Titans fans will stand by there man, despite the DUI charge and seven priors, but all eyes should be turned to the league and not Britt after this decision.
The NFL is not in a good place with the NFLPA. First the whole Bounty-gate scandal and Jonathan Vilma’s lawsuit against Roger Goodell. The whole reason Goodell came down on the Saints and Vilma was to protect the players — a crusade Goodell has been on since he took office. But the NFL followed up that valiant and controversial saga with fully backing inexperienced replacement refs.
Does anyone else find this mildly amusing?
To add to that, Goodell suspends a defensive back for making a legal, albeit ridiculously harsh, hit on a defender and fines him, but doesn’t blink at giving a repeat offender of the law a minimal one game suspension.
Goodell ruined Adam “Pacman” Jones for paralyzing a man, but suspended Aqib Talib one game for brutally beating a man half to death in Florida over a taxi cab fare. I tend to side with Goodell when it comes to player safety, but the inconsistency is hard to defend and even harder to take seriously. To put Goodell’s suspensions in perspective , Donte Stallworth ran over a man and killed him when he was drunk — he got a one year suspension. Jonathan Vilma was the captain of a defense structured on a bounty system and he gets the same length of suspension that a man who killed someone got.
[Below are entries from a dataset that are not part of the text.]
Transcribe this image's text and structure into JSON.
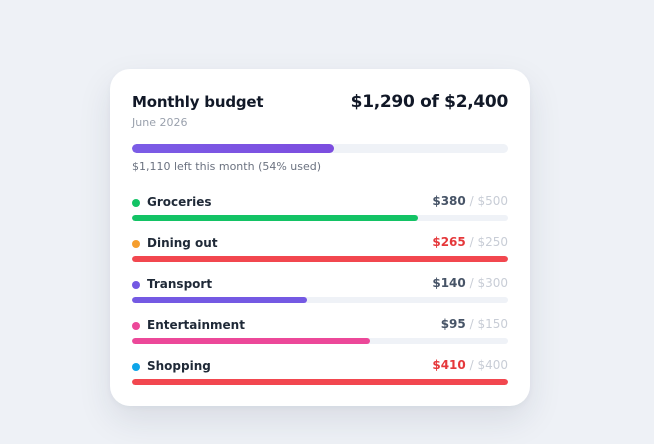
{
  "card": {
    "title": "Monthly budget",
    "period": "June 2026",
    "total": "$1,290 of $2,400",
    "progress_fraction": 0.5375,
    "progress_color": "#7c4ddf",
    "summary": "$1,110 left this month (54% used)"
  },
  "colors": {
    "spent_default": "#475467",
    "spent_over": "#e5383b"
  },
  "categories": [
    {
      "name": "Groceries",
      "spent": "$380",
      "limit": "$500",
      "fraction": 0.76,
      "color": "#13c365",
      "dot_color": "#13c365",
      "over": false
    },
    {
      "name": "Dining out",
      "spent": "$265",
      "limit": "$250",
      "fraction": 1.0,
      "color": "#f2474f",
      "dot_color": "#f59e2e",
      "over": true
    },
    {
      "name": "Transport",
      "spent": "$140",
      "limit": "$300",
      "fraction": 0.4667,
      "color": "#7459e3",
      "dot_color": "#7459e3",
      "over": false
    },
    {
      "name": "Entertainment",
      "spent": "$95",
      "limit": "$150",
      "fraction": 0.6333,
      "color": "#ec4899",
      "dot_color": "#ec4899",
      "over": false
    },
    {
      "name": "Shopping",
      "spent": "$410",
      "limit": "$400",
      "fraction": 1.0,
      "color": "#f2474f",
      "dot_color": "#0ea5e9",
      "over": true
    }
  ],
  "separator": "/"
}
This isn’t excusing the blame that should rightfully be placed on Britt, but it seriously undermines a progressive attitude towards discipline that Goodell is trying to mark as his legacy.
As for Britt, his meager one game suspension isn’t carrying any weight of a message, but with the bi-polar way Goodell has been doling out bans, even if this had been a severe sentence, it’s highly unlikely anyone would have taken it seriously.